До настоящей минуты Алексея Максимыча поддерживали нервный подъем и сильное нравственное возбуждение. Когда он вернулся к племяннику, тот поспешил поддержать его: до такой степени старик показался ему вдруг опустившимся и ослабевшим. Черты его осунулись, глаза вращались беспокойно и смотрели смутно. Племянник с трудом усадил его в дрожки и велел извозчику ехать скорее домой на дачу. Дорогой он должен был раз остановиться, чтобы достать воды, потому что дедушка внезапно почувствовал дурноту.
Приехав домой, Сережа распорядился, чтобы старика скорее уложили в постель, а сам поскакал за доктором.
Докторская предсказания сбылись только на другой день к вечеру. У Алексея Максимыча открылась нервная горячка: к ней[9] присоединилось разлитие желчи. Старшие члены семьи – в том числе и Марьянушка, – превратились в тот же день в сиделок; каждый по несколько часов дежурил по очереди у постели больного. В общем разделе, на долю Кати и Сони досталась едва ли не самая трудная обязанность: они должны были молчать и тихо, только на цыпочках, переходить из комнаты в другую. Главным образом, обеим было предписано не касаться в разговорах при дедушке постройки церкви, не напоминать даже об этом, хотя бы словом одним.
Сережа, строго наблюдавший за этим, сам, между тем, едва удерживался. Узнав случайно в академии, что достраивать церковь поручили какому-то Бабкову вместе с другим, – имени последнего он не помнил, – он так горячился и часто выходил из себя, что каждую минуту можно было ожидать от него какой-нибудь неосторожности. Дело спасалось только Марусей, которая, как только Сережа начинал возвышать голос, спешила прижать ему ладонь к губам, Он тогда выбегал в сад; Маруся приближалась к окну и глазам ее представлялся Сережа, ходящий быстрыми шагами и махавший в воздухе кулаками. Такой моцион всегда, впрочем, хорошо на него действовал: он после этого заметно успокаивался и возвращался смирнее прежнего к постели больного.
В конце августа болезнь Алексея Максимыча настолько уже уступила, что его можно было перевезти на городскую квартиру; в одном лишь не мог он оправиться: к нему не возвращалась его прежняя веселость.
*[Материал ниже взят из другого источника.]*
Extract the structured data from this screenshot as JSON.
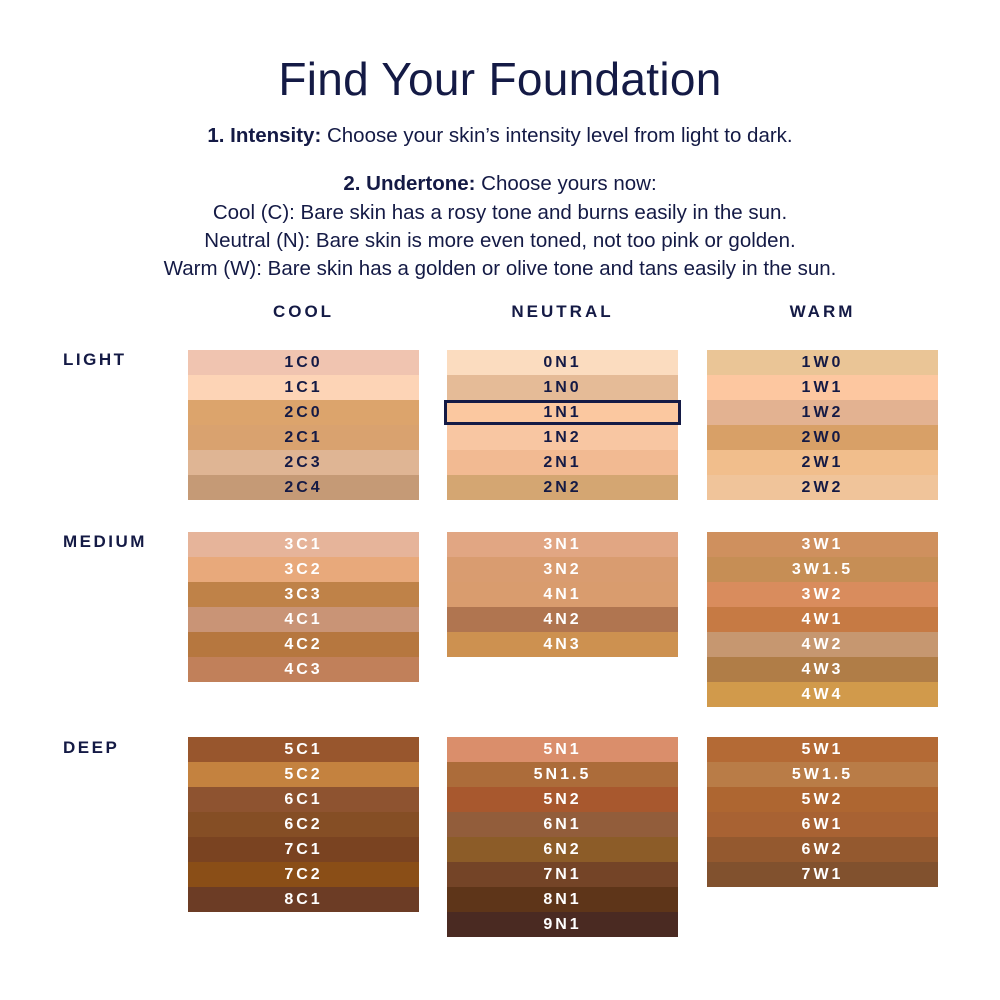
{
  "title": "Find Your Foundation",
  "step1": {
    "label": "1. Intensity:",
    "text": " Choose your skin’s intensity level from light to dark."
  },
  "step2": {
    "label": "2. Undertone:",
    "text": " Choose yours now:"
  },
  "undertones": [
    "Cool (C): Bare skin has a rosy tone and burns easily in the sun.",
    "Neutral (N): Bare skin is more even toned, not too pink or golden.",
    "Warm (W): Bare skin has a golden or olive tone and tans easily in the sun."
  ],
  "columns": [
    "COOL",
    "NEUTRAL",
    "WARM"
  ],
  "rows": [
    "LIGHT",
    "MEDIUM",
    "DEEP"
  ],
  "selected": "1N1",
  "text_colors": {
    "light": "#141a45",
    "dark": "#ffffff"
  },
  "shades": {
    "light": [
      [
        [
          "1C0",
          "#f0c4b0"
        ],
        [
          "1C1",
          "#fdd4b6"
        ],
        [
          "2C0",
          "#dca46c"
        ],
        [
          "2C1",
          "#d9a26f"
        ],
        [
          "2C3",
          "#dfb594"
        ],
        [
          "2C4",
          "#c59a76"
        ]
      ],
      [
        [
          "0N1",
          "#fbdcbf"
        ],
        [
          "1N0",
          "#e5bb97"
        ],
        [
          "1N1",
          "#fbc8a0"
        ],
        [
          "1N2",
          "#f8c6a2"
        ],
        [
          "2N1",
          "#f2ba92"
        ],
        [
          "2N2",
          "#d4a672"
        ]
      ],
      [
        [
          "1W0",
          "#eac596"
        ],
        [
          "1W1",
          "#fdc7a0"
        ],
        [
          "1W2",
          "#e3b291"
        ],
        [
          "2W0",
          "#d8a067"
        ],
        [
          "2W1",
          "#f1be8c"
        ],
        [
          "2W2",
          "#f0c49a"
        ]
      ]
    ],
    "medium": [
      [
        [
          "3C1",
          "#e6b49a"
        ],
        [
          "3C2",
          "#e8a97b"
        ],
        [
          "3C3",
          "#bf8248"
        ],
        [
          "4C1",
          "#c99476"
        ],
        [
          "4C2",
          "#b6773f"
        ],
        [
          "4C3",
          "#c1805a"
        ]
      ],
      [
        [
          "3N1",
          "#e1a683"
        ],
        [
          "3N2",
          "#d99c70"
        ],
        [
          "4N1",
          "#d99c6e"
        ],
        [
          "4N2",
          "#b07550"
        ],
        [
          "4N3",
          "#cd9150"
        ]
      ],
      [
        [
          "3W1",
          "#cf905e"
        ],
        [
          "3W1.5",
          "#c68e55"
        ],
        [
          "3W2",
          "#d98c5d"
        ],
        [
          "4W1",
          "#c67a44"
        ],
        [
          "4W2",
          "#c69770"
        ],
        [
          "4W3",
          "#b07d47"
        ],
        [
          "4W4",
          "#d19a4b"
        ]
      ]
    ],
    "deep": [
      [
        [
          "5C1",
          "#98562d"
        ],
        [
          "5C2",
          "#c4823f"
        ],
        [
          "6C1",
          "#8e5330"
        ],
        [
          "6C2",
          "#854e25"
        ],
        [
          "7C1",
          "#7a4321"
        ],
        [
          "7C2",
          "#8a4e17"
        ],
        [
          "8C1",
          "#6c3c25"
        ]
      ],
      [
        [
          "5N1",
          "#da8e6b"
        ],
        [
          "5N1.5",
          "#ac6c3a"
        ],
        [
          "5N2",
          "#a8582e"
        ],
        [
          "6N1",
          "#925d3b"
        ],
        [
          "6N2",
          "#8c5c28"
        ],
        [
          "7N1",
          "#744427"
        ],
        [
          "8N1",
          "#5e3519"
        ],
        [
          "9N1",
          "#4a2a22"
        ]
      ],
      [
        [
          "5W1",
          "#b46a35"
        ],
        [
          "5W1.5",
          "#b97c47"
        ],
        [
          "5W2",
          "#ae6631"
        ],
        [
          "6W1",
          "#a86233"
        ],
        [
          "6W2",
          "#94592f"
        ],
        [
          "7W1",
          "#81512e"
        ]
      ]
    ]
  }
}
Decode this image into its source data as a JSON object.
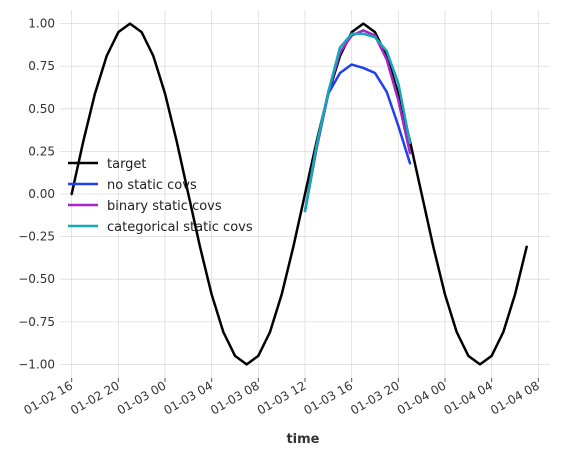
{
  "chart_data": {
    "type": "line",
    "xlabel": "time",
    "ylabel": "",
    "title": "",
    "grid": true,
    "legend_position": "center-left",
    "ylim": [
      -1.08,
      1.08
    ],
    "xlim": [
      "2022-01-02 15:00",
      "2022-01-04 09:00"
    ],
    "y_ticks": [
      -1.0,
      -0.75,
      -0.5,
      -0.25,
      0.0,
      0.25,
      0.5,
      0.75,
      1.0
    ],
    "y_tick_labels": [
      "−1.00",
      "−0.75",
      "−0.50",
      "−0.25",
      "0.00",
      "0.25",
      "0.50",
      "0.75",
      "1.00"
    ],
    "x_ticks": [
      "2022-01-02 16:00",
      "2022-01-02 20:00",
      "2022-01-03 00:00",
      "2022-01-03 04:00",
      "2022-01-03 08:00",
      "2022-01-03 12:00",
      "2022-01-03 16:00",
      "2022-01-03 20:00",
      "2022-01-04 00:00",
      "2022-01-04 04:00",
      "2022-01-04 08:00"
    ],
    "x_tick_labels": [
      "01-02 16",
      "01-02 20",
      "01-03 00",
      "01-03 04",
      "01-03 08",
      "01-03 12",
      "01-03 16",
      "01-03 20",
      "01-04 00",
      "01-04 04",
      "01-04 08"
    ],
    "series": [
      {
        "name": "target",
        "color": "#000000",
        "x": [
          "2022-01-02 16:00",
          "2022-01-02 17:00",
          "2022-01-02 18:00",
          "2022-01-02 19:00",
          "2022-01-02 20:00",
          "2022-01-02 21:00",
          "2022-01-02 22:00",
          "2022-01-02 23:00",
          "2022-01-03 00:00",
          "2022-01-03 01:00",
          "2022-01-03 02:00",
          "2022-01-03 03:00",
          "2022-01-03 04:00",
          "2022-01-03 05:00",
          "2022-01-03 06:00",
          "2022-01-03 07:00",
          "2022-01-03 08:00",
          "2022-01-03 09:00",
          "2022-01-03 10:00",
          "2022-01-03 11:00",
          "2022-01-03 12:00",
          "2022-01-03 13:00",
          "2022-01-03 14:00",
          "2022-01-03 15:00",
          "2022-01-03 16:00",
          "2022-01-03 17:00",
          "2022-01-03 18:00",
          "2022-01-03 19:00",
          "2022-01-03 20:00",
          "2022-01-03 21:00",
          "2022-01-03 22:00",
          "2022-01-03 23:00",
          "2022-01-04 00:00",
          "2022-01-04 01:00",
          "2022-01-04 02:00",
          "2022-01-04 03:00",
          "2022-01-04 04:00",
          "2022-01-04 05:00",
          "2022-01-04 06:00",
          "2022-01-04 07:00"
        ],
        "values": [
          0.0,
          0.31,
          0.59,
          0.81,
          0.95,
          1.0,
          0.95,
          0.81,
          0.59,
          0.31,
          0.0,
          -0.31,
          -0.59,
          -0.81,
          -0.95,
          -1.0,
          -0.95,
          -0.81,
          -0.59,
          -0.31,
          0.0,
          0.31,
          0.59,
          0.81,
          0.95,
          1.0,
          0.95,
          0.81,
          0.59,
          0.31,
          0.0,
          -0.31,
          -0.59,
          -0.81,
          -0.95,
          -1.0,
          -0.95,
          -0.81,
          -0.59,
          -0.31
        ]
      },
      {
        "name": "no static covs",
        "color": "#1f3ff0",
        "x": [
          "2022-01-03 12:00",
          "2022-01-03 13:00",
          "2022-01-03 14:00",
          "2022-01-03 15:00",
          "2022-01-03 16:00",
          "2022-01-03 17:00",
          "2022-01-03 18:00",
          "2022-01-03 19:00",
          "2022-01-03 20:00",
          "2022-01-03 21:00"
        ],
        "values": [
          -0.1,
          0.27,
          0.59,
          0.71,
          0.76,
          0.74,
          0.71,
          0.6,
          0.4,
          0.18
        ]
      },
      {
        "name": "binary static covs",
        "color": "#a626c7",
        "x": [
          "2022-01-03 12:00",
          "2022-01-03 13:00",
          "2022-01-03 14:00",
          "2022-01-03 15:00",
          "2022-01-03 16:00",
          "2022-01-03 17:00",
          "2022-01-03 18:00",
          "2022-01-03 19:00",
          "2022-01-03 20:00",
          "2022-01-03 21:00"
        ],
        "values": [
          -0.1,
          0.28,
          0.6,
          0.83,
          0.93,
          0.96,
          0.93,
          0.79,
          0.55,
          0.24
        ]
      },
      {
        "name": "categorical static covs",
        "color": "#17a8b8",
        "x": [
          "2022-01-03 12:00",
          "2022-01-03 13:00",
          "2022-01-03 14:00",
          "2022-01-03 15:00",
          "2022-01-03 16:00",
          "2022-01-03 17:00",
          "2022-01-03 18:00",
          "2022-01-03 19:00",
          "2022-01-03 20:00",
          "2022-01-03 21:00"
        ],
        "values": [
          -0.1,
          0.29,
          0.6,
          0.86,
          0.94,
          0.94,
          0.92,
          0.84,
          0.65,
          0.3
        ]
      }
    ]
  }
}
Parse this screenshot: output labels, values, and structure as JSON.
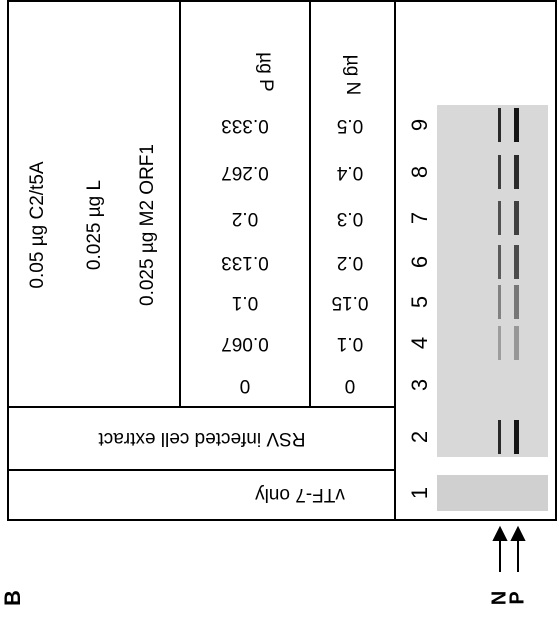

Чего только не делали, чтобы развлечь его! В день его рождения[10] Катя и Соня сочинили живые картины, в которых явились в бумажных костюмах, ими же сочиненных и раскрашенных; в одной из этих картин приняла даже участие Маруся: стоя на табурете, прикрытом бумажным облаком, она изображала благодетельную волшебницу, кротко улыбающуюся Кате и Соне, одетым пастухом и пастушкой, между тем как Сережа, сидя за ширмами, брал в это время торжественные аккорды на фортепиано. В тот же вечер Маруся поднесла дедушке абажур с изображением Большого канала в Венеции во время карнавала; лупа, ряды освещенных окон, отражения в воде огоньков на гондолах, – все это, искусно выскобленное на бумаге и подкрашенное красной и желтой краской, придавало живость акварели, которая сама по себе была очень мило написана Марусей; но и подарок этот не достиг своей цели; дедушка, правда, долго не отрывал от него глаз, но, следя за выражением его лица, можно было думать, что подарок производил на него скорее даже грустное впечатление.